I agree 100% that all situations of abuse are caused by a power imbalance. Since power is mainly in men’s hands (not all men’s hands, I know), they appear to be the main perpetrators of violence. The women who abuse their power within the couple, their family, their work environment, etc., also commit unpardonable offences. What is totally unfair is to disregard reality and claim that the amount of abuse committed by men and women is the same. Supposing the gender gap does not exist, and this is a lot to suppose, the reality is that women are abused collectively by Governments that deny their citizens’ rights and individually by patriarchal men who think that female bodies are objects for their pleasure–just because they are women.

The point I’m raising is that we are not moving forward because for us, women, to sympathise with men’s patriarchal grievances, ours have to be acknowledged first. The “I don’t whine, you don’t whine discourse” leads nowhere. Well, it leads to the pages of El país… Deep sigh.

Misogynistic and androphobic bitterness often has personal reasons. I don’t mean by this that it’s purely an individual matter. However, feminism taught us long ago that the personal is political and there is no doubt that radical feminism and misogyny also reflect personal experience. The man who declares that he loves his wife and daughters (and if he does that, this is because he is loved back) is not misogynistic. One of the most recalcitrant male readers ends up commenting on his difficult separation from his wife.
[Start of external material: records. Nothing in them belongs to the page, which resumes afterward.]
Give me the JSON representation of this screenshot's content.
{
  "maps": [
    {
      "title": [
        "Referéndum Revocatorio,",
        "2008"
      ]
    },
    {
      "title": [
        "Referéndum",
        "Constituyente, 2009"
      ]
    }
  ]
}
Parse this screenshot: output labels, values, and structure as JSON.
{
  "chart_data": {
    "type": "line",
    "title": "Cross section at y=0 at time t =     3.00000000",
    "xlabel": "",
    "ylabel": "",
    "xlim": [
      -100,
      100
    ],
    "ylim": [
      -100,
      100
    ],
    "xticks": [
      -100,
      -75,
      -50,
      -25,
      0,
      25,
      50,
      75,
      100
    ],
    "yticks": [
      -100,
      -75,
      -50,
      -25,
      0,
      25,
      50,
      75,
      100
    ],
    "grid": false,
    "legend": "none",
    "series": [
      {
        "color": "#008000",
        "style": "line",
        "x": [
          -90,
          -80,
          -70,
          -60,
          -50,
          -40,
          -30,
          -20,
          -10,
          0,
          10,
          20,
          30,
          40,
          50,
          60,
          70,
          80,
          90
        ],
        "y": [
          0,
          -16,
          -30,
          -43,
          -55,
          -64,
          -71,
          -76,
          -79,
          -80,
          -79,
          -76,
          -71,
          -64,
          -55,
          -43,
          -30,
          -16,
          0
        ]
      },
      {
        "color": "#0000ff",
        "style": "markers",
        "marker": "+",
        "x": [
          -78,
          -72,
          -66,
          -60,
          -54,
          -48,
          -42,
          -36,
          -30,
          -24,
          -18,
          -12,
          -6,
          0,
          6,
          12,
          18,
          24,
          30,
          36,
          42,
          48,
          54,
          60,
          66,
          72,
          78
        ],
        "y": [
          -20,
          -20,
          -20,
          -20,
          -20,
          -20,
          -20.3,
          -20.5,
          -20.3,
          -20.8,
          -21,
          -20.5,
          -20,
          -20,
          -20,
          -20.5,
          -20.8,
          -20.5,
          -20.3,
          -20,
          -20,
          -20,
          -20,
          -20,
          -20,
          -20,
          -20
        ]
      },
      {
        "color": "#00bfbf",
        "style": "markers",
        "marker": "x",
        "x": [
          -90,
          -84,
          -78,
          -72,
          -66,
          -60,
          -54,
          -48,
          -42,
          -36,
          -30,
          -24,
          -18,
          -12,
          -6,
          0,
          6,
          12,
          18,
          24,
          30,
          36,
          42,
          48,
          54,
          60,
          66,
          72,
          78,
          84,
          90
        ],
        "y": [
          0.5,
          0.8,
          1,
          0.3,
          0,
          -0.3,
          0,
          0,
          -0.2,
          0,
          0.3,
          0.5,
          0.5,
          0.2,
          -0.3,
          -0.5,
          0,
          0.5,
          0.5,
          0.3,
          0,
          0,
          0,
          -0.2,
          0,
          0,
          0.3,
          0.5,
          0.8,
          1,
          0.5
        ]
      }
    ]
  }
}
Many opinions are based on personal experience at work, as well.

Am I saying that we should put up with misogyny and androphobia for the sake of inter-gender peace? Not at all. What I am saying is that each of us is both an individual and a representative of our gender (sorry to use basic binarism here). If you crack a joke at women’s expense, expect women to retaliate–and the other way round. Etc., etc. Some men will be misogynistic no matter what women do, and some women think that men are collectively despicable no matter what they actually do. But let’s aim at the rest, who happen to be the majority.

The silent majority that leaves no opinions in El país, because, as one reader concludes, “the better I know people, the more I prefer the company of fish”. Me too.